Namun pergeseran dalam pelaksanaan kawin tangkap dinilai berbagai pihak sebagai praktik kekerasan terhadap perempuan yang mengatasnamakan tradisi.
Lalu apa itu tradisi kawin tangkap dan bagaimana sebenarnya pelaksanaan yang sesuai dengan tradisi atau adat masyarakat Sumba?
Baca juga: Kisah-kisah Kawin Tangkap di Sumba, dari Alasan Nama Baik hingga Tuntutan Adat
Tradisi kawin tangkap adalah bentuk perkawinan yang yang dilaksanakan berdasarkan ketentuan adat di daerah Sumba, Nusa Tenggara Timur.
Praktik tradisi ini pernah diulas dalam penelitian yang dilakukan Mahasiswa Universitas Katolik Parahyangan, Regina Wahyono Vania Blancha yang berjudul Peran Hukum Adat dalam Menghadapi Dinamika Budaya Kawin Tangkap dalam Masyarakat Sumba, Nusa Tenggara Timur (2021).
Kawin tangkap dikenal dengan berbagai macam nama, seperti Wenda Mawine yang artinya kawin culik di Sumba Barat Daya (Suku Wewewa), Yappa Mawinni yang artinya tangkap perempuan di Sumba Tengah (dialek Anakalang) dan Kedu Ngidi Mawineyang berarti membawa lari perempuan di Sumba Barat (dialek Loli).

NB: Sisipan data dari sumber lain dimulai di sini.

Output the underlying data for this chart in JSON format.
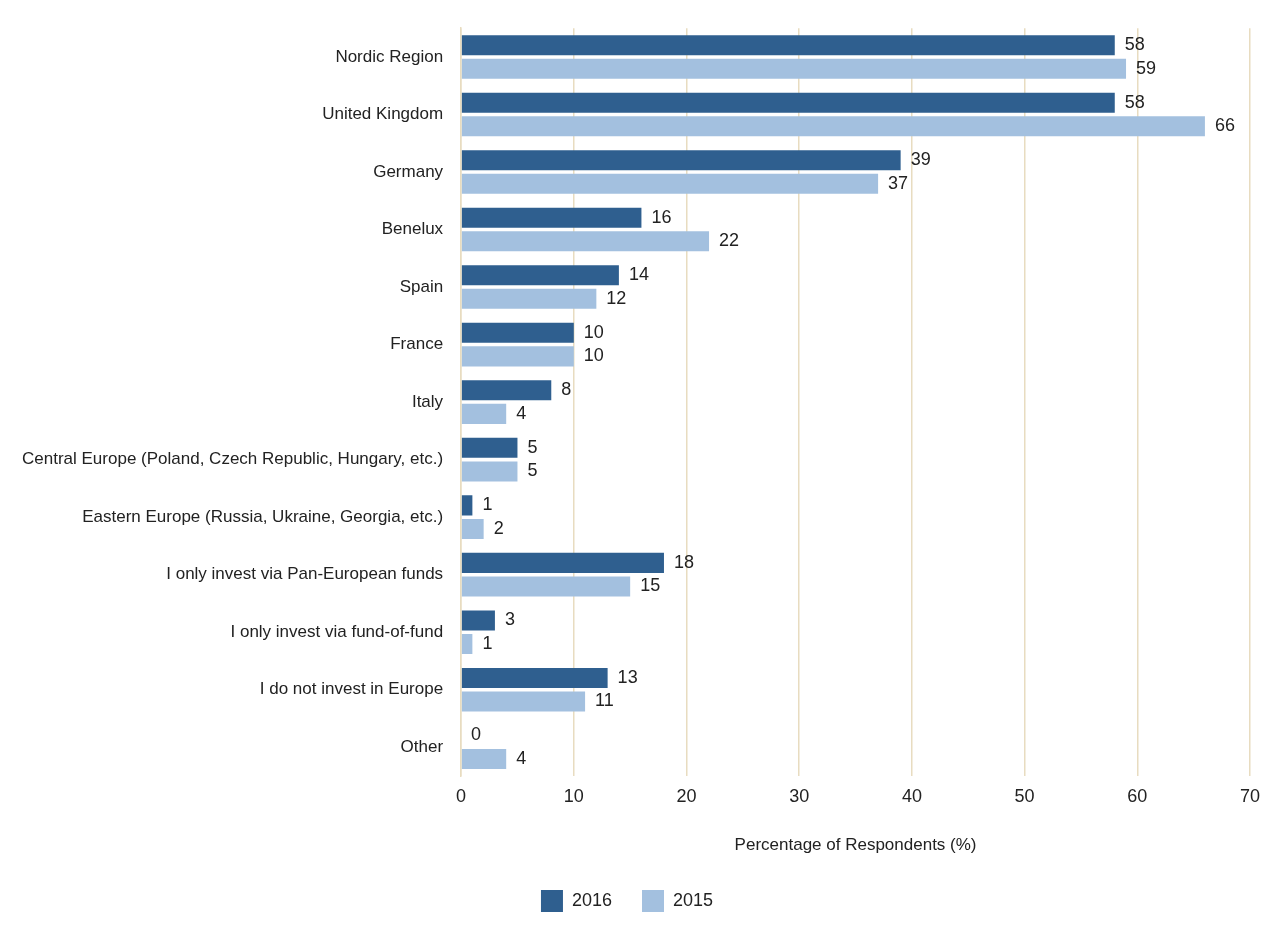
{
  "chart_data": {
    "type": "bar",
    "orientation": "horizontal",
    "categories": [
      "Nordic Region",
      "United Kingdom",
      "Germany",
      "Benelux",
      "Spain",
      "France",
      "Italy",
      "Central Europe (Poland, Czech Republic, Hungary, etc.)",
      "Eastern Europe (Russia, Ukraine, Georgia, etc.)",
      "I only invest via Pan-European funds",
      "I only invest via fund-of-fund",
      "I do not invest in Europe",
      "Other"
    ],
    "series": [
      {
        "name": "2016",
        "color": "#2f5f8f",
        "values": [
          58,
          58,
          39,
          16,
          14,
          10,
          8,
          5,
          1,
          18,
          3,
          13,
          0
        ]
      },
      {
        "name": "2015",
        "color": "#a3c0df",
        "values": [
          59,
          66,
          37,
          22,
          12,
          10,
          4,
          5,
          2,
          15,
          1,
          11,
          4
        ]
      }
    ],
    "xlabel": "Percentage of Respondents (%)",
    "xlim": [
      0,
      70
    ],
    "xticks": [
      0,
      10,
      20,
      30,
      40,
      50,
      60,
      70
    ],
    "grid": "x",
    "legend": "bottom",
    "data_labels": true
  }
}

Pelaksanaan kawin tangkap tentunya memiliki aturan yaitu hukum adat perkawinan Sumba yang dipegang kuat oleh masyarakat adat yang biasanya memiliki tua-tua adat atau kepala adat sebagai penegak atau penjaga hukum adat.
Kawin tangkap juga tidak boleh dilakukan oleh sembarang orang atau asal menentukan sosok perempuan sebagai calon pengantin wanitanya.

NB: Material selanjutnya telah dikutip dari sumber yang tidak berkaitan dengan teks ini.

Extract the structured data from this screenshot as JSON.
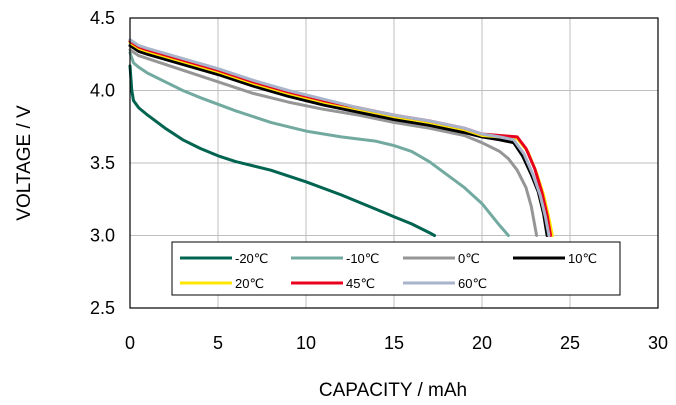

Menurut Martha Hebi, anggota Solidaritas Perempuan dan Anak Sumba (SOPAN) yang juga merupakan masyarakat asli Sumba kawin tangkap biasa dilakukan dalam konteks kekerabatan keluarga, klan, atau suku, dimana salah satu tujuannya adalah untuk mengikat hubungan kekerabatan.
Hal ini menjadi alasan perempuan yang nantinya akan menjadi calon mempelai wanita biasanya dipilih dari keluarga yang memiliki hubungan kekerabatan erat dengan keluarga calon mempelai pria.
Sementara dilansir dari Pustaka Budaya Sumba (1976), kawin tangkap menjadi tradisi yang dilakukan oleh para pria Sumba sebagai upaya untuk keluar dari budaya matriarki.